JawaPos.com – Selebgram Miskah Shafa, istri Yislam Jaidi, melahirkan anak pertamanya melalui persalinan normal. Prosesnya berjalan lancar, namun Miskah mengalami robekan parah yang memerlukan lebih dari 20 jahitan untuk menutup luka akibat persalinan.
Rasa sakit yang dialami Miskah muncul beberapa jam setelah ia keluar dari ruang bersalin. Melalui story Instagram pribadinya, @miskashf, Miskah mengadakan sesi tanya jawab dengan para pengikutnya.
Dalam kesempatan itu, Miskah mengaku bahwa menjelang waktu maghrib dirinya masih merasa normal, tetapi pada sekitar pukul 22.00 rasa sakit mulai terasa dengan tingkat yang tinggi.
Masa pemulihan pasca persalinan menjadi tantangan tersendiri. Aktivitas sederhana seperti duduk, berjalan, atau ke kamar kecil menimbulkan rasa sakit akibat jahitan yang cukup banyak. Kondisi ini membuat proses adaptasi sehari-hari menjadi lebih berat.
Dokter yang menangani persalinan memberikan anjuran khusus untuk mempercepat pemulihan luka. Salah satu saran utama adalah meningkatkan asupan protein dalam makanan.
Nutrisi tersebut dibutuhkan untuk memperbaiki jaringan tubuh dan mempercepat proses penyembuhan luka.
Pemulihan luka berlangsung selama beberapa minggu. Pada minggu kedua hingga ketiga, rasa sakit mulai berkurang secara bertahap.
Sekitar tiga minggu pasca persalinan, Miskah mulai dapat kembali beraktivitas secara lebih normal, meskipun dengan keterbatasan tertentu.
Namun demikian, rasa sakit tetap mendominasi pada minggu-minggu awal pemulihan. Miskah menuturkan bahwa aktivitas dasar seperti bangun dari tempat tidur dan bergerak masih menimbulkan rasa nyeri yang cukup mengganggu.
Pada hari ke-50 setelah persalinan, Miskah menyatakan bahwa kondisi kesehatannya berangsur pulih sepenuhnya.
Miskah tidak lagi merasakan sakit signifikan dan dapat kembali menjalankan aktivitas harian seperti sebelumnya.
Miskah dan Yislam dikaruniai seorang anak perempuan yang diberi nama Aisha. Bayi tersebut lahir pada 28 Juli 2025, membawa kebahagiaan besar bagi pasangan ini meskipun diwarnai dengan pengalaman persalinan yang berat.

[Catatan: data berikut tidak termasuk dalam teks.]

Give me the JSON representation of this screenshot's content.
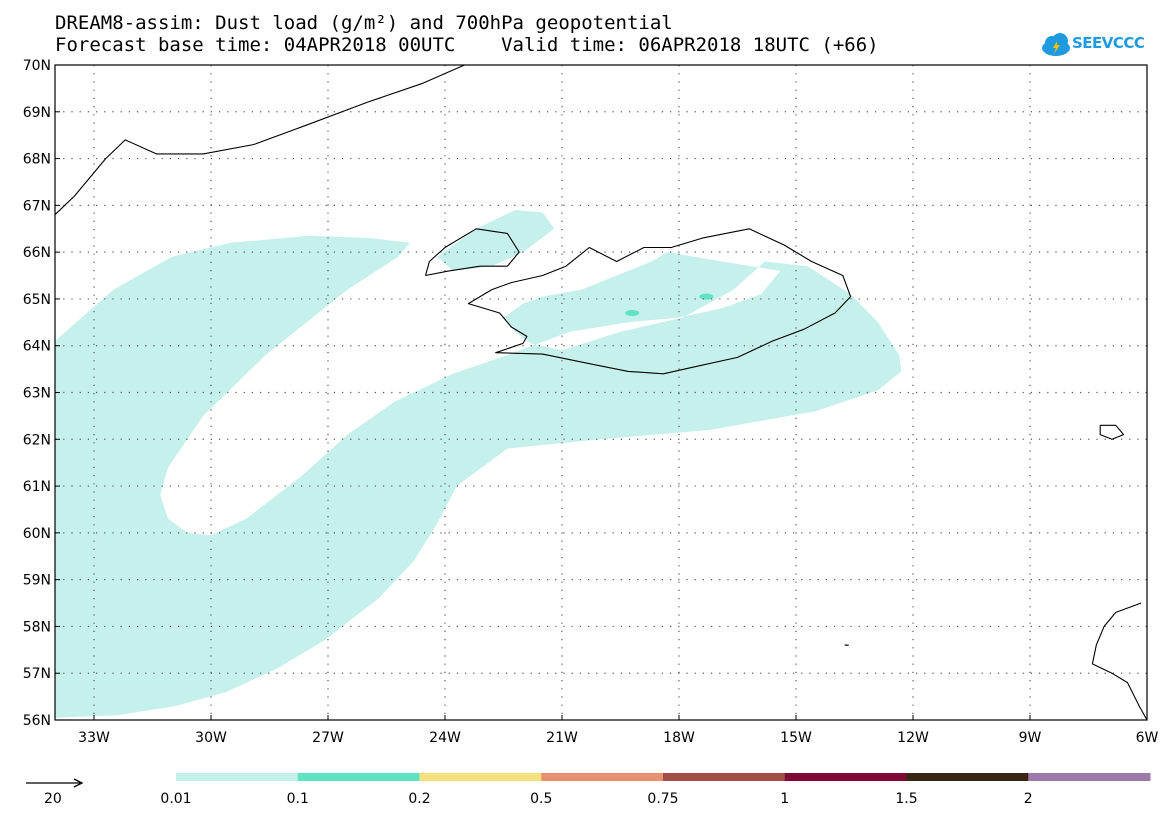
{
  "header": {
    "title_line1": "DREAM8-assim: Dust load (g/m²) and 700hPa geopotential",
    "title_line2": "Forecast base time: 04APR2018 00UTC    Valid time: 06APR2018 18UTC (+66)"
  },
  "logo": {
    "text": "SEEVCCC",
    "color": "#1e9be0"
  },
  "map": {
    "lon_range": [
      -34,
      -6
    ],
    "lat_range": [
      56,
      70
    ],
    "lat_labels": [
      "56N",
      "57N",
      "58N",
      "59N",
      "60N",
      "61N",
      "62N",
      "63N",
      "64N",
      "65N",
      "66N",
      "67N",
      "68N",
      "69N",
      "70N"
    ],
    "lon_labels": [
      {
        "lon": -33,
        "label": "33W"
      },
      {
        "lon": -30,
        "label": "30W"
      },
      {
        "lon": -27,
        "label": "27W"
      },
      {
        "lon": -24,
        "label": "24W"
      },
      {
        "lon": -21,
        "label": "21W"
      },
      {
        "lon": -18,
        "label": "18W"
      },
      {
        "lon": -15,
        "label": "15W"
      },
      {
        "lon": -12,
        "label": "12W"
      },
      {
        "lon": -9,
        "label": "9W"
      },
      {
        "lon": -6,
        "label": "6W"
      }
    ],
    "dust_color": "#c6f0eb",
    "dust_region": [
      [
        -34,
        64.1
      ],
      [
        -32.5,
        65.2
      ],
      [
        -31,
        65.9
      ],
      [
        -29.5,
        66.2
      ],
      [
        -27.5,
        66.35
      ],
      [
        -25.9,
        66.3
      ],
      [
        -24.9,
        66.2
      ],
      [
        -25.2,
        65.9
      ],
      [
        -26.5,
        65.2
      ],
      [
        -28.6,
        63.8
      ],
      [
        -30.2,
        62.5
      ],
      [
        -31.1,
        61.4
      ],
      [
        -31.3,
        60.8
      ],
      [
        -31.1,
        60.3
      ],
      [
        -30.6,
        60.0
      ],
      [
        -30.0,
        59.95
      ],
      [
        -29.1,
        60.3
      ],
      [
        -27.7,
        61.2
      ],
      [
        -26.5,
        62.1
      ],
      [
        -25.3,
        62.8
      ],
      [
        -23.8,
        63.4
      ],
      [
        -22.4,
        63.8
      ],
      [
        -20.8,
        64.3
      ],
      [
        -19.3,
        64.5
      ],
      [
        -18.0,
        64.6
      ],
      [
        -16.9,
        64.8
      ],
      [
        -15.9,
        65.1
      ],
      [
        -15.4,
        65.6
      ],
      [
        -16.9,
        65.8
      ],
      [
        -18.3,
        66.0
      ],
      [
        -18.7,
        65.8
      ],
      [
        -19.6,
        65.5
      ],
      [
        -20.5,
        65.2
      ],
      [
        -21.5,
        65.05
      ],
      [
        -22.0,
        64.9
      ],
      [
        -22.5,
        64.6
      ],
      [
        -22.2,
        64.3
      ],
      [
        -21.8,
        64.05
      ],
      [
        -21.0,
        63.9
      ],
      [
        -19.5,
        64.3
      ],
      [
        -17.9,
        64.6
      ],
      [
        -16.6,
        65.2
      ],
      [
        -15.8,
        65.8
      ],
      [
        -14.7,
        65.7
      ],
      [
        -13.6,
        65.1
      ],
      [
        -12.9,
        64.5
      ],
      [
        -12.35,
        63.8
      ],
      [
        -12.3,
        63.45
      ],
      [
        -12.9,
        63.05
      ],
      [
        -14.5,
        62.6
      ],
      [
        -17.2,
        62.2
      ],
      [
        -20.0,
        62.0
      ],
      [
        -22.4,
        61.8
      ],
      [
        -23.7,
        61.0
      ],
      [
        -24.2,
        60.2
      ],
      [
        -24.8,
        59.4
      ],
      [
        -25.7,
        58.6
      ],
      [
        -27.1,
        57.7
      ],
      [
        -28.3,
        57.1
      ],
      [
        -29.6,
        56.6
      ],
      [
        -30.9,
        56.3
      ],
      [
        -32.4,
        56.1
      ],
      [
        -34,
        56.05
      ]
    ],
    "dust_region_nw": [
      [
        -24.2,
        65.9
      ],
      [
        -23.2,
        66.5
      ],
      [
        -22.2,
        66.9
      ],
      [
        -21.5,
        66.85
      ],
      [
        -21.2,
        66.5
      ],
      [
        -22.0,
        66.0
      ],
      [
        -22.8,
        65.7
      ],
      [
        -23.8,
        65.6
      ]
    ],
    "dust_spots": [
      {
        "lon": -17.3,
        "lat": 65.05,
        "color": "#5fe3c0"
      },
      {
        "lon": -19.2,
        "lat": 64.7,
        "color": "#5fe3c0"
      }
    ],
    "coast_iceland": [
      [
        -22.0,
        64.05
      ],
      [
        -22.7,
        63.85
      ],
      [
        -21.5,
        63.82
      ],
      [
        -20.2,
        63.6
      ],
      [
        -19.3,
        63.45
      ],
      [
        -18.4,
        63.4
      ],
      [
        -17.6,
        63.55
      ],
      [
        -16.5,
        63.75
      ],
      [
        -15.6,
        64.1
      ],
      [
        -14.8,
        64.35
      ],
      [
        -14.0,
        64.7
      ],
      [
        -13.6,
        65.05
      ],
      [
        -13.8,
        65.5
      ],
      [
        -14.6,
        65.8
      ],
      [
        -15.3,
        66.15
      ],
      [
        -16.2,
        66.5
      ],
      [
        -17.4,
        66.3
      ],
      [
        -18.2,
        66.1
      ],
      [
        -18.9,
        66.1
      ],
      [
        -19.6,
        65.8
      ],
      [
        -20.3,
        66.1
      ],
      [
        -20.9,
        65.7
      ],
      [
        -21.5,
        65.5
      ],
      [
        -22.3,
        65.35
      ],
      [
        -22.8,
        65.2
      ],
      [
        -23.4,
        64.9
      ],
      [
        -22.6,
        64.7
      ],
      [
        -22.3,
        64.4
      ],
      [
        -21.9,
        64.2
      ],
      [
        -22.0,
        64.05
      ]
    ],
    "coast_westfjords": [
      [
        -24.5,
        65.5
      ],
      [
        -23.9,
        65.6
      ],
      [
        -23.1,
        65.7
      ],
      [
        -22.4,
        65.7
      ],
      [
        -22.1,
        66.0
      ],
      [
        -22.4,
        66.4
      ],
      [
        -23.2,
        66.5
      ],
      [
        -24.0,
        66.1
      ],
      [
        -24.4,
        65.8
      ],
      [
        -24.5,
        65.5
      ]
    ],
    "coast_greenland": [
      [
        -34,
        66.8
      ],
      [
        -33.5,
        67.2
      ],
      [
        -32.7,
        68.0
      ],
      [
        -32.2,
        68.4
      ],
      [
        -31.4,
        68.1
      ],
      [
        -30.2,
        68.1
      ],
      [
        -28.9,
        68.3
      ],
      [
        -27.6,
        68.7
      ],
      [
        -26.0,
        69.2
      ],
      [
        -24.6,
        69.6
      ],
      [
        -23.5,
        70.0
      ]
    ],
    "coast_faroe": [
      [
        -7.2,
        62.3
      ],
      [
        -6.8,
        62.3
      ],
      [
        -6.6,
        62.1
      ],
      [
        -6.9,
        62.0
      ],
      [
        -7.2,
        62.1
      ],
      [
        -7.2,
        62.3
      ]
    ],
    "coast_scotland": [
      [
        -6.15,
        58.5
      ],
      [
        -6.8,
        58.3
      ],
      [
        -7.1,
        58.0
      ],
      [
        -7.3,
        57.6
      ],
      [
        -7.4,
        57.2
      ],
      [
        -6.9,
        57.0
      ],
      [
        -6.5,
        56.8
      ],
      [
        -6.2,
        56.3
      ],
      [
        -6.0,
        56.0
      ]
    ],
    "coast_rockall": [
      {
        "lon": -13.7,
        "lat": 57.6
      }
    ]
  },
  "colorbar": {
    "wind_ref_label": "20",
    "labels": [
      "0.01",
      "0.1",
      "0.2",
      "0.5",
      "0.75",
      "1",
      "1.5",
      "2"
    ],
    "colors": [
      "#c6f0eb",
      "#5fe3c0",
      "#f5e17e",
      "#e89070",
      "#a04e46",
      "#7f0a35",
      "#3a2412",
      "#9e7aaa"
    ]
  }
}
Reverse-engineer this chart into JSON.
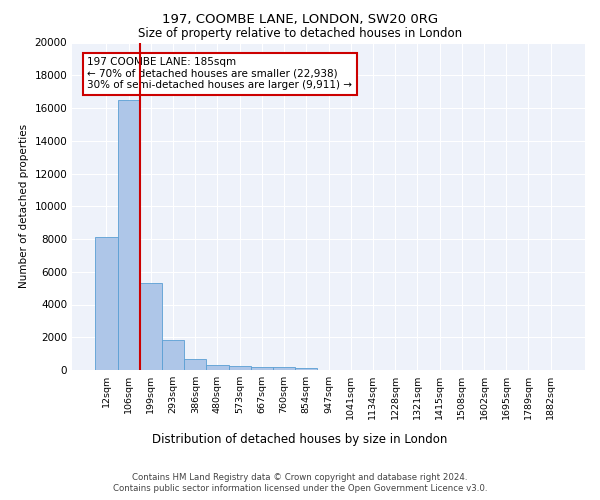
{
  "title1": "197, COOMBE LANE, LONDON, SW20 0RG",
  "title2": "Size of property relative to detached houses in London",
  "xlabel": "Distribution of detached houses by size in London",
  "ylabel": "Number of detached properties",
  "categories": [
    "12sqm",
    "106sqm",
    "199sqm",
    "293sqm",
    "386sqm",
    "480sqm",
    "573sqm",
    "667sqm",
    "760sqm",
    "854sqm",
    "947sqm",
    "1041sqm",
    "1134sqm",
    "1228sqm",
    "1321sqm",
    "1415sqm",
    "1508sqm",
    "1602sqm",
    "1695sqm",
    "1789sqm",
    "1882sqm"
  ],
  "values": [
    8100,
    16500,
    5300,
    1850,
    700,
    300,
    220,
    180,
    180,
    150,
    0,
    0,
    0,
    0,
    0,
    0,
    0,
    0,
    0,
    0,
    0
  ],
  "bar_color": "#aec6e8",
  "bar_edge_color": "#5a9fd4",
  "property_line_x": 2,
  "property_line_color": "#cc0000",
  "annotation_text": "197 COOMBE LANE: 185sqm\n← 70% of detached houses are smaller (22,938)\n30% of semi-detached houses are larger (9,911) →",
  "annotation_box_color": "#ffffff",
  "annotation_box_edge": "#cc0000",
  "background_color": "#eef2fa",
  "grid_color": "#ffffff",
  "footer1": "Contains HM Land Registry data © Crown copyright and database right 2024.",
  "footer2": "Contains public sector information licensed under the Open Government Licence v3.0.",
  "ylim": [
    0,
    20000
  ],
  "yticks": [
    0,
    2000,
    4000,
    6000,
    8000,
    10000,
    12000,
    14000,
    16000,
    18000,
    20000
  ]
}
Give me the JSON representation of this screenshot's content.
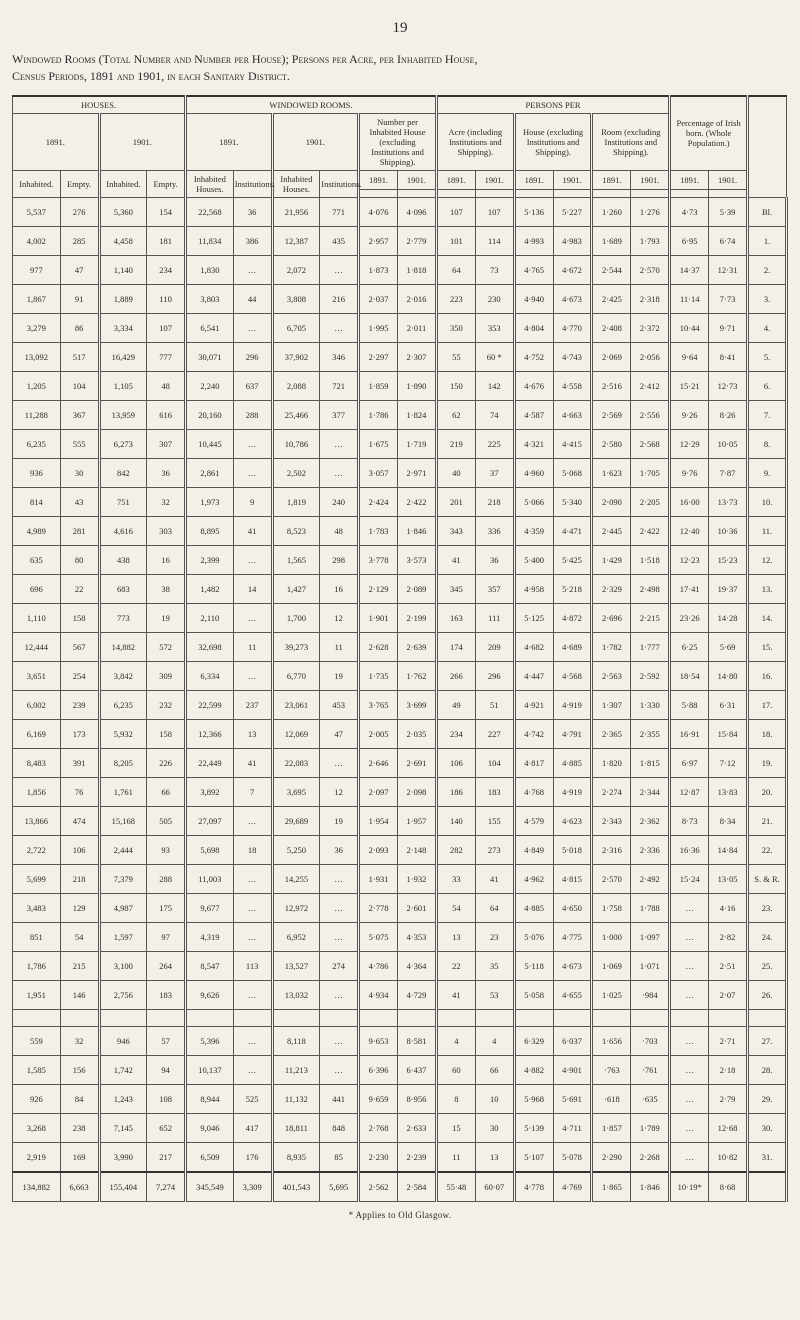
{
  "page_number": "19",
  "caption_line1_a": "Windowed Rooms (Total Number and Number per House); Persons per Acre, per Inhabited House,",
  "caption_line2_a": "Census Periods, 1891 and 1901, in each Sanitary District.",
  "headers": {
    "houses": "HOUSES.",
    "windowed": "WINDOWED ROOMS.",
    "persons": "PERSONS PER",
    "pct": "Percentage of Irish born. (Whole Population.)",
    "y1891": "1891.",
    "y1901": "1901.",
    "inhab": "Inhabited.",
    "empty": "Empty.",
    "inhab_h": "Inhabited Houses.",
    "instit": "Institutions.",
    "numper": "Number per Inhabited House (excluding Institutions and Shipping).",
    "acre": "Acre (including Institutions and Shipping).",
    "house_excl": "House (excluding Institutions and Shipping).",
    "room_excl": "Room (excluding Institutions and Shipping)."
  },
  "rows": [
    [
      "5,537",
      "276",
      "5,360",
      "154",
      "22,568",
      "36",
      "21,956",
      "771",
      "4·076",
      "4·096",
      "107",
      "107",
      "5·136",
      "5·227",
      "1·260",
      "1·276",
      "4·73",
      "5·39",
      "Bl."
    ],
    [
      "4,002",
      "285",
      "4,458",
      "181",
      "11,834",
      "386",
      "12,387",
      "435",
      "2·957",
      "2·779",
      "101",
      "114",
      "4·993",
      "4·983",
      "1·689",
      "1·793",
      "6·95",
      "6·74",
      "1."
    ],
    [
      "977",
      "47",
      "1,140",
      "234",
      "1,830",
      "…",
      "2,072",
      "…",
      "1·873",
      "1·818",
      "64",
      "73",
      "4·765",
      "4·672",
      "2·544",
      "2·570",
      "14·37",
      "12·31",
      "2."
    ],
    [
      "1,867",
      "91",
      "1,889",
      "110",
      "3,803",
      "44",
      "3,808",
      "216",
      "2·037",
      "2·016",
      "223",
      "230",
      "4·940",
      "4·673",
      "2·425",
      "2·318",
      "11·14",
      "7·73",
      "3."
    ],
    [
      "3,279",
      "86",
      "3,334",
      "107",
      "6,541",
      "…",
      "6,705",
      "…",
      "1·995",
      "2·011",
      "350",
      "353",
      "4·804",
      "4·770",
      "2·408",
      "2·372",
      "10·44",
      "9·71",
      "4."
    ],
    [
      "13,092",
      "517",
      "16,429",
      "777",
      "30,071",
      "296",
      "37,902",
      "346",
      "2·297",
      "2·307",
      "55",
      "60 *",
      "4·752",
      "4·743",
      "2·069",
      "2·056",
      "9·64",
      "8·41",
      "5."
    ],
    [
      "1,205",
      "104",
      "1,105",
      "48",
      "2,240",
      "637",
      "2,088",
      "721",
      "1·859",
      "1·890",
      "150",
      "142",
      "4·676",
      "4·558",
      "2·516",
      "2·412",
      "15·21",
      "12·73",
      "6."
    ],
    [
      "11,288",
      "367",
      "13,959",
      "616",
      "20,160",
      "288",
      "25,466",
      "377",
      "1·786",
      "1·824",
      "62",
      "74",
      "4·587",
      "4·663",
      "2·569",
      "2·556",
      "9·26",
      "8·26",
      "7."
    ],
    [
      "6,235",
      "555",
      "6,273",
      "307",
      "10,445",
      "…",
      "10,786",
      "…",
      "1·675",
      "1·719",
      "219",
      "225",
      "4·321",
      "4·415",
      "2·580",
      "2·568",
      "12·29",
      "10·05",
      "8."
    ],
    [
      "936",
      "30",
      "842",
      "36",
      "2,861",
      "…",
      "2,502",
      "…",
      "3·057",
      "2·971",
      "40",
      "37",
      "4·960",
      "5·068",
      "1·623",
      "1·705",
      "9·76",
      "7·87",
      "9."
    ],
    [
      "814",
      "43",
      "751",
      "32",
      "1,973",
      "9",
      "1,819",
      "240",
      "2·424",
      "2·422",
      "201",
      "218",
      "5·066",
      "5·340",
      "2·090",
      "2·205",
      "16·00",
      "13·73",
      "10."
    ],
    [
      "4,989",
      "281",
      "4,616",
      "303",
      "8,895",
      "41",
      "8,523",
      "48",
      "1·783",
      "1·846",
      "343",
      "336",
      "4·359",
      "4·471",
      "2·445",
      "2·422",
      "12·40",
      "10·36",
      "11."
    ],
    [
      "635",
      "80",
      "438",
      "16",
      "2,399",
      "…",
      "1,565",
      "298",
      "3·778",
      "3·573",
      "41",
      "36",
      "5·400",
      "5·425",
      "1·429",
      "1·518",
      "12·23",
      "15·23",
      "12."
    ],
    [
      "696",
      "22",
      "683",
      "38",
      "1,482",
      "14",
      "1,427",
      "16",
      "2·129",
      "2·089",
      "345",
      "357",
      "4·958",
      "5·218",
      "2·329",
      "2·498",
      "17·41",
      "19·37",
      "13."
    ],
    [
      "1,110",
      "158",
      "773",
      "19",
      "2,110",
      "…",
      "1,700",
      "12",
      "1·901",
      "2·199",
      "163",
      "111",
      "5·125",
      "4·872",
      "2·696",
      "2·215",
      "23·26",
      "14·28",
      "14."
    ],
    [
      "12,444",
      "567",
      "14,882",
      "572",
      "32,698",
      "11",
      "39,273",
      "11",
      "2·628",
      "2·639",
      "174",
      "209",
      "4·682",
      "4·689",
      "1·782",
      "1·777",
      "6·25",
      "5·69",
      "15."
    ],
    [
      "3,651",
      "254",
      "3,842",
      "309",
      "6,334",
      "…",
      "6,770",
      "19",
      "1·735",
      "1·762",
      "266",
      "296",
      "4·447",
      "4·568",
      "2·563",
      "2·592",
      "18·54",
      "14·80",
      "16."
    ],
    [
      "6,002",
      "239",
      "6,235",
      "232",
      "22,599",
      "237",
      "23,061",
      "453",
      "3·765",
      "3·699",
      "49",
      "51",
      "4·921",
      "4·919",
      "1·307",
      "1·330",
      "5·88",
      "6·31",
      "17."
    ],
    [
      "6,169",
      "173",
      "5,932",
      "158",
      "12,366",
      "13",
      "12,069",
      "47",
      "2·005",
      "2·035",
      "234",
      "227",
      "4·742",
      "4·791",
      "2·365",
      "2·355",
      "16·91",
      "15·84",
      "18."
    ],
    [
      "8,483",
      "391",
      "8,205",
      "226",
      "22,449",
      "41",
      "22,083",
      "…",
      "2·646",
      "2·691",
      "106",
      "104",
      "4·817",
      "4·885",
      "1·820",
      "1·815",
      "6·97",
      "7·12",
      "19."
    ],
    [
      "1,856",
      "76",
      "1,761",
      "66",
      "3,892",
      "7",
      "3,695",
      "12",
      "2·097",
      "2·098",
      "186",
      "183",
      "4·768",
      "4·919",
      "2·274",
      "2·344",
      "12·87",
      "13·83",
      "20."
    ],
    [
      "13,866",
      "474",
      "15,168",
      "505",
      "27,097",
      "…",
      "29,689",
      "19",
      "1·954",
      "1·957",
      "140",
      "155",
      "4·579",
      "4·623",
      "2·343",
      "2·362",
      "8·73",
      "8·34",
      "21."
    ],
    [
      "2,722",
      "106",
      "2,444",
      "93",
      "5,698",
      "18",
      "5,250",
      "36",
      "2·093",
      "2·148",
      "282",
      "273",
      "4·849",
      "5·018",
      "2·316",
      "2·336",
      "16·36",
      "14·84",
      "22."
    ],
    [
      "5,699",
      "218",
      "7,379",
      "288",
      "11,003",
      "…",
      "14,255",
      "…",
      "1·931",
      "1·932",
      "33",
      "41",
      "4·962",
      "4·815",
      "2·570",
      "2·492",
      "15·24",
      "13·05",
      "S. & R."
    ],
    [
      "3,483",
      "129",
      "4,987",
      "175",
      "9,677",
      "…",
      "12,972",
      "…",
      "2·778",
      "2·601",
      "54",
      "64",
      "4·885",
      "4·650",
      "1·758",
      "1·788",
      "…",
      "4·16",
      "23."
    ],
    [
      "851",
      "54",
      "1,597",
      "97",
      "4,319",
      "…",
      "6,952",
      "…",
      "5·075",
      "4·353",
      "13",
      "23",
      "5·076",
      "4·775",
      "1·000",
      "1·097",
      "…",
      "2·82",
      "24."
    ],
    [
      "1,786",
      "215",
      "3,100",
      "264",
      "8,547",
      "113",
      "13,527",
      "274",
      "4·786",
      "4·364",
      "22",
      "35",
      "5·118",
      "4·673",
      "1·069",
      "1·071",
      "…",
      "2·51",
      "25."
    ],
    [
      "1,951",
      "146",
      "2,756",
      "183",
      "9,626",
      "…",
      "13,032",
      "…",
      "4·934",
      "4·729",
      "41",
      "53",
      "5·058",
      "4·655",
      "1·025",
      "·984",
      "…",
      "2·07",
      "26."
    ],
    [
      "559",
      "32",
      "946",
      "57",
      "5,396",
      "…",
      "8,118",
      "…",
      "9·653",
      "8·581",
      "4",
      "4",
      "6·329",
      "6·037",
      "1·656",
      "·703",
      "…",
      "2·71",
      "27."
    ],
    [
      "1,585",
      "156",
      "1,742",
      "94",
      "10,137",
      "…",
      "11,213",
      "…",
      "6·396",
      "6·437",
      "60",
      "66",
      "4·882",
      "4·901",
      "·763",
      "·761",
      "…",
      "2·18",
      "28."
    ],
    [
      "926",
      "84",
      "1,243",
      "108",
      "8,944",
      "525",
      "11,132",
      "441",
      "9·659",
      "8·956",
      "8",
      "10",
      "5·968",
      "5·691",
      "·618",
      "·635",
      "…",
      "2·79",
      "29."
    ],
    [
      "3,268",
      "238",
      "7,145",
      "652",
      "9,046",
      "417",
      "18,811",
      "848",
      "2·768",
      "2·633",
      "15",
      "30",
      "5·139",
      "4·711",
      "1·857",
      "1·789",
      "…",
      "12·68",
      "30."
    ],
    [
      "2,919",
      "169",
      "3,990",
      "217",
      "6,509",
      "176",
      "8,935",
      "85",
      "2·230",
      "2·239",
      "11",
      "13",
      "5·107",
      "5·078",
      "2·290",
      "2·268",
      "…",
      "10·82",
      "31."
    ]
  ],
  "total": [
    "134,882",
    "6,663",
    "155,404",
    "7,274",
    "345,549",
    "3,309",
    "401,543",
    "5,695",
    "2·562",
    "2·584",
    "55·48",
    "60·07",
    "4·778",
    "4·769",
    "1·865",
    "1·846",
    "10·19*",
    "8·68",
    ""
  ],
  "footnote": "* Applies to Old Glasgow.",
  "gap_after_index": 27,
  "dbl_right_cols": [
    1,
    3,
    5,
    7,
    9,
    11,
    13,
    15,
    17,
    18
  ]
}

Selain membagikan kisahnya sebagai pengalaman pribadi, Miskah juga menyampaikan edukasi kepada pengikutnya di media sosial.
Miskah menekankan pentingnya perhatian khusus pada pemulihan pasca melahirkan, baik dari segi pola makan maupun perawatan luka jahitan.
Cerita yang dibagikan Miskah mendapat perhatian publik. Banyak warganet yang menyampaikan empati sekaligus memberikan apresiasi atas keberaniannya membagikan pengalaman tersebut secara terbuka.
Hal ini dipandang bermanfaat sebagai pengetahuan bagi ibu hamil maupun masyarakat umum.
Kasus ini juga menunjukkan bahwa persalinan normal tidak selalu bebas dari risiko. Robekan parah bisa saja terjadi, sehingga diperlukan kesiapan fisik, mental, serta dukungan medis yang memadai.
Pengetahuan mengenai potensi risiko dan cara perawatan pasca persalinan menjadi aspek penting bagi setiap ibu yang sedang menanti kelahiran.
Dengan demikian, pengalaman Miskah Shafa memberikan pelajaran penting tentang realitas proses melahirkan.
Meskipun normal, persalinan tetap dapat menghadirkan tantangan besar yang membutuhkan perhatian medis dan dukungan penuh agar ibu dapat pulih secara optimal.